2019年5月13日に76歳で逝去した「もの派」を代表する美術家の関根伸夫。今回、その回顧展「関根伸夫 1942-2019」が、神奈川県の鎌倉画廊で開催される。会期は11月9日~12月28日。
多摩美術大学に入学し、斉藤義重や高松次郎に師事。斉藤からは抽象絵画の基礎理論を学び、高松からはイリュージョニスティックな表現の影響を受けた関根。様々な実験を繰り返すなかで、現代美術とは空間認識の問題ではないかと考えるようになり、新しい空間認識法を見つけるため、位相幾何学や相対性理論などの勉強に励んだという。
その後、空間や物体の成り立ち方を認識し明らかにするための制作をスタート。実空間を位相空間的にとらえようと、レリーフ状の平面と立体の間、そして円筒形の作品をつくり、位相空間の現出を試みた。
68年に同大学大学院油画研究科を修了し、同年、神戸須磨離宮公園現代日本野外彫刻展で《位相-大地》を発表。曲げたベニヤ板に蛍光塗料を塗布するなどの加工を施し、見る角度によって凹型や凸型に、平面的にも立体的にも見せた一連の作品群は、もの派誕生のきっかけとなった。

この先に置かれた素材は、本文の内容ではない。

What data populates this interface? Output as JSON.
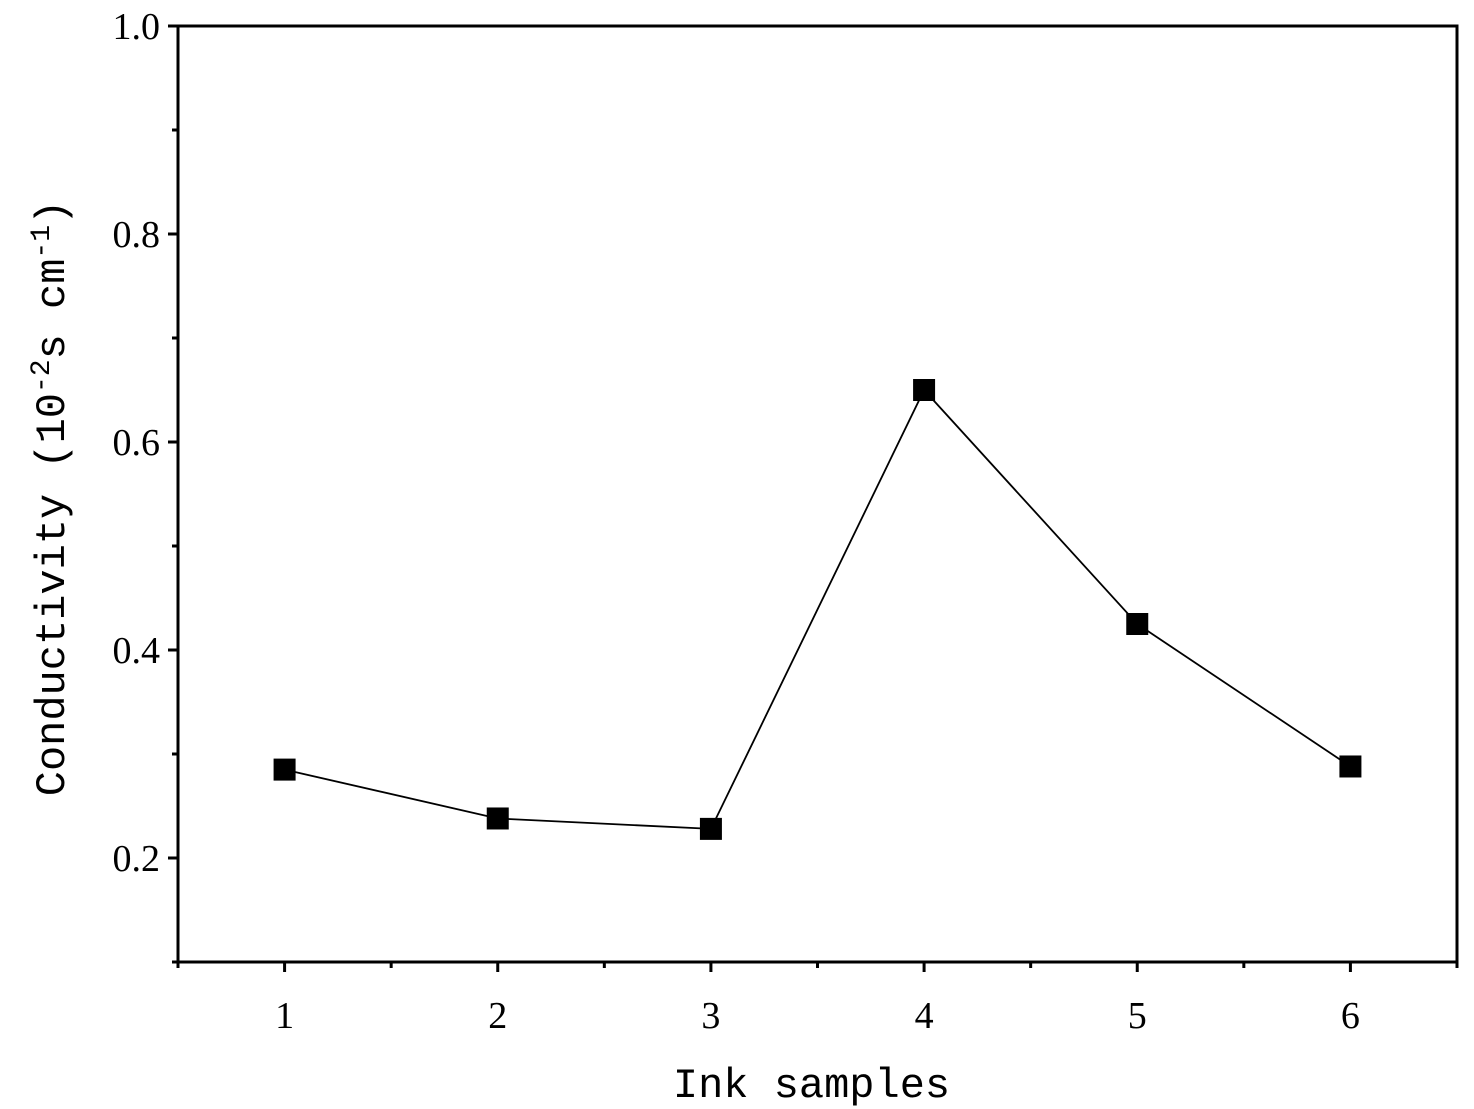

同作で世界的に高い評価を受け、70年には第35回ヴェネチア・ビエンナーレ日本館代表に選出された関根。このほか円筒形のスポンジの上に鉄板を乗せ、重さによって彫刻的に歪ませた作品や、ステンレスの角柱の上に巨大な石を乗せた作品などを発表してきた。近年は、2012年、14年とロサンゼルスのBLUM & POEで個展が開催された。
本展では、そんな関根の空間認識を探る礎となった初期を代表する「位相」シリーズの《位相No.9》(1968)を中心に、アイデアの源泉である素描の数々や版画なども展示される。